Every single one of these issues and many more are worthy of our outrage and time and effort and protest. There is even a good argument to be made that many of us should in fact shift our attention from one to the other because a critical mass of voices and protests will force our politicians and companies and tyrants to make a change.

But all too often, once the story is off the front page and the public interest has moved on to something else, the progress made gets reversed. This is what has happened with Syrian refugees – even the provision for unaccompanied minors that was so hard-won has been quietly reversed. Big problems require long-term attention and effort. They require commitment.

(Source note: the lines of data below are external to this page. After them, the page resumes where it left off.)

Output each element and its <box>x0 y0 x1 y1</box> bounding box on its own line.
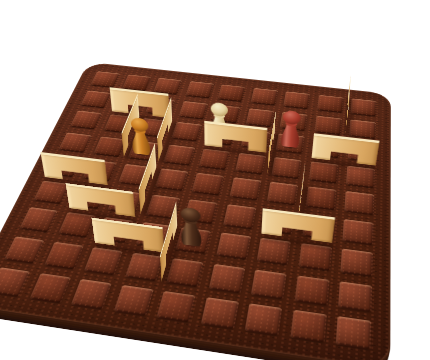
tile-e9 <box>217 84 245 101</box>
tile-f2 <box>208 263 244 292</box>
tile-b2 <box>44 241 83 269</box>
tile-b9 <box>122 74 151 91</box>
tile-h5 <box>305 186 336 210</box>
tile-h2 <box>294 275 329 305</box>
quoridor-product-photo <box>0 0 430 360</box>
tile-a3 <box>19 207 57 232</box>
tile-a6 <box>59 132 92 152</box>
tile-d2 <box>125 252 163 281</box>
tile-i4 <box>342 219 373 245</box>
quoridor-board <box>0 62 391 360</box>
tile-c1 <box>71 279 112 310</box>
pawn-brown <box>174 204 208 250</box>
tile-i9 <box>351 98 377 116</box>
tile-h7 <box>311 137 339 158</box>
perspective-wrapper <box>0 0 430 360</box>
tile-c2 <box>84 247 123 275</box>
tile-g2 <box>251 269 287 299</box>
tile-g3 <box>257 238 291 265</box>
tile-f9 <box>250 88 277 106</box>
tile-f4 <box>223 204 256 229</box>
tile-a1 <box>0 267 30 297</box>
tile-b8 <box>113 94 143 112</box>
tile-h3 <box>298 243 331 271</box>
tile-f3 <box>216 232 251 259</box>
tile-e1 <box>156 291 195 323</box>
tile-c9 <box>153 78 182 95</box>
tile-f5 <box>229 177 261 200</box>
tile-g1 <box>245 303 282 336</box>
tile-a9 <box>90 71 120 88</box>
tile-a7 <box>70 110 102 129</box>
tile-g5 <box>267 182 298 206</box>
tile-g8 <box>280 112 308 131</box>
tile-i5 <box>344 191 374 215</box>
pawn-brown-figure <box>174 204 208 250</box>
tile-f8 <box>245 108 273 127</box>
tile-i8 <box>349 119 376 138</box>
tile-e5 <box>192 173 225 196</box>
tile-g9 <box>283 91 310 109</box>
tile-f7 <box>240 130 270 150</box>
tile-i7 <box>348 141 376 162</box>
tile-i2 <box>338 281 372 312</box>
tile-b6 <box>93 136 126 157</box>
tile-a8 <box>80 90 111 108</box>
tile-b1 <box>29 273 70 303</box>
tile-h1 <box>290 310 326 343</box>
tile-d1 <box>113 285 153 316</box>
tile-e8 <box>212 104 241 123</box>
tile-f1 <box>200 297 238 329</box>
tile-d8 <box>178 101 207 119</box>
tile-i1 <box>336 316 371 350</box>
tile-h8 <box>314 115 341 134</box>
tile-i3 <box>340 249 372 277</box>
tile-d9 <box>185 81 213 98</box>
tile-b3 <box>58 212 96 238</box>
tile-e2 <box>166 258 203 287</box>
tile-c8 <box>145 97 175 115</box>
tile-a2 <box>4 236 44 263</box>
tile-h9 <box>317 95 343 113</box>
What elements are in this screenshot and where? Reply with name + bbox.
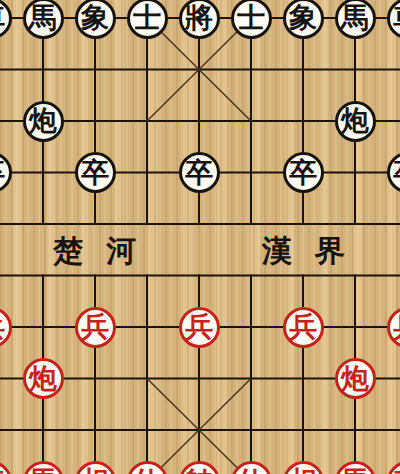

And when the focus is no longer on an issue, the burden falls back in the hands of those who have the least resources and power. The oppressed – the ones who don’t have the choice to shift their attention to the latest crisis. It falls to refugees to help refugees. It falls to the victims of racism to fight racism. It falls to the poor to fight poverty.

Most of us here are fortunate enough that we are not subject to crushing injustice. We do not have bombs falling on us or our homes being destroyed. We are not put in internment camps. This gives us the freedom to shift our attention and our effort.

The question for us then how much we want to commit to any particular issue and how much we want to follow what is on the front pages at any particular time. Are we willing to spend any of our social justice energy on a single issue for the long term? All of it? None of it? Just some?

Our social justice team will be taking up this question at its next meeting the evening of June 11th. Come along if you’d like to be part of that discussion.

For all of us, the question of commitment is an important one. It is a question of what we aim to do and who we aim to become - whether we will scratch the surface in many directions or dig deep in one or a few.

I hope you can find a way to use your time and energy and attention in a way that brings satisfaction and joy to you and that helps to make a better world for all.

Closing words

You are more powerful than you know
You can do so much more than you imagine
You can create change in yourself and in the world
How will you use your power?
Will you spread it diffusely like a light bulb or focus it in like a laser?
Will you shine a light of hope or burn away oppression?